Charles Jencks has been making the most interesting postmodern garden in Britain. Jencks, as the leading theorist of postmodernism, has a strong theoretical base 
Apart from its striking visual character, the most interesting thing about Jencks Portrack garden is the way it carries forward the ancient project of making gardens which imitate (mimesis) the Nature of nature. Jencks seeks to understand the nature of the world, through science, and to embody the nature of the world in a garden design. The pharaohs, Plato, the emperors of China, Alberti, Capability Brown, William Robinson and Charles Prince of Wales  had the same intention. The results differ because their understandings of nature differ.
One criticism I have heard of Jencks’ Portrack Garden is that he is too literal in his ‘imitations’ of physical and chemical laws, principles and formulae. While not seeing this as a fault, I agree with the observation.
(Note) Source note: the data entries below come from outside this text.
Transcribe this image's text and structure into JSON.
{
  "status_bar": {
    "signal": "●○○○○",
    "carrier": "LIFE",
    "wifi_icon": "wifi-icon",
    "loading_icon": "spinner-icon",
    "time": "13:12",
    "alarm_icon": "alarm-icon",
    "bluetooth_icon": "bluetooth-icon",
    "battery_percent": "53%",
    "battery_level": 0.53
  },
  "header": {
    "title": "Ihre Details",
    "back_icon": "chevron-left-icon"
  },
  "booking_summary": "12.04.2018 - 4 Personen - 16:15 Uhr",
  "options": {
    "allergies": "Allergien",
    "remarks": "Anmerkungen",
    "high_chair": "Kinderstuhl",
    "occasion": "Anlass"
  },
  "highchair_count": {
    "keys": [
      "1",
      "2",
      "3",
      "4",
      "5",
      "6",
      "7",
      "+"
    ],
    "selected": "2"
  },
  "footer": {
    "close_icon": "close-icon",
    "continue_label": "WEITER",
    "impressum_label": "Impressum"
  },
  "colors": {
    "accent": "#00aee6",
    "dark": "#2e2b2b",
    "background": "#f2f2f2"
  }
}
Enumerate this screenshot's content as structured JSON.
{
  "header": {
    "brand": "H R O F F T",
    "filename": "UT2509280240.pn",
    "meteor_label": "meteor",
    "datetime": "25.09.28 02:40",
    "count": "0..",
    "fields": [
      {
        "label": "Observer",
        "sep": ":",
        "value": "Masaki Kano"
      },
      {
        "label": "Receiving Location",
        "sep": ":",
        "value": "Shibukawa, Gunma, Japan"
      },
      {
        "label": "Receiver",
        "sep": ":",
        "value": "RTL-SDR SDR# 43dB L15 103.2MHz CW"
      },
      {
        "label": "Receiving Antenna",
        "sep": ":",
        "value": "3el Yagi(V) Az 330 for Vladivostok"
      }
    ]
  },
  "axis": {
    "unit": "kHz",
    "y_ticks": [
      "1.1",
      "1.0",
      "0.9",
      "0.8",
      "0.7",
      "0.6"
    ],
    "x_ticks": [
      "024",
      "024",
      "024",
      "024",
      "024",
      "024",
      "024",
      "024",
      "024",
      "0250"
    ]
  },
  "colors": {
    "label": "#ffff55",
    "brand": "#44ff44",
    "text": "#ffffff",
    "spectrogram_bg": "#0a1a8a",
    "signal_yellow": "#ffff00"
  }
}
The alternative would be to use the revelations of science as Jencks’ renaissance predecessors used optics and mechanics to produce remarkable visual effects and devices in gardens. Outside the garden realm, one of the most dazzling examples of what might be done, from the nineteenth century, is the Foucault Pendulum, demonstrating the rotation of the earth. “The direction along which the pendulum swings rotates with time because of Earth’s daily rotation. The first public exhibition of a Foucault pendulum took place in February 1851 in the Meridian Room of the Paris Observatory. A few weeks later, Foucault made his most famous pendulum when he suspended a 28-kg bob with a 67-metre wire from the dome of the Panthéon in Paris. The plane of the pendulum’s swing rotated clockwise 11° per hour, making a full circle in 32.7 hours.”  It is not too late to be making Foucault Gardens, Foucault-inspired gardens and other gardens inspired by a scientific understandings of Nature.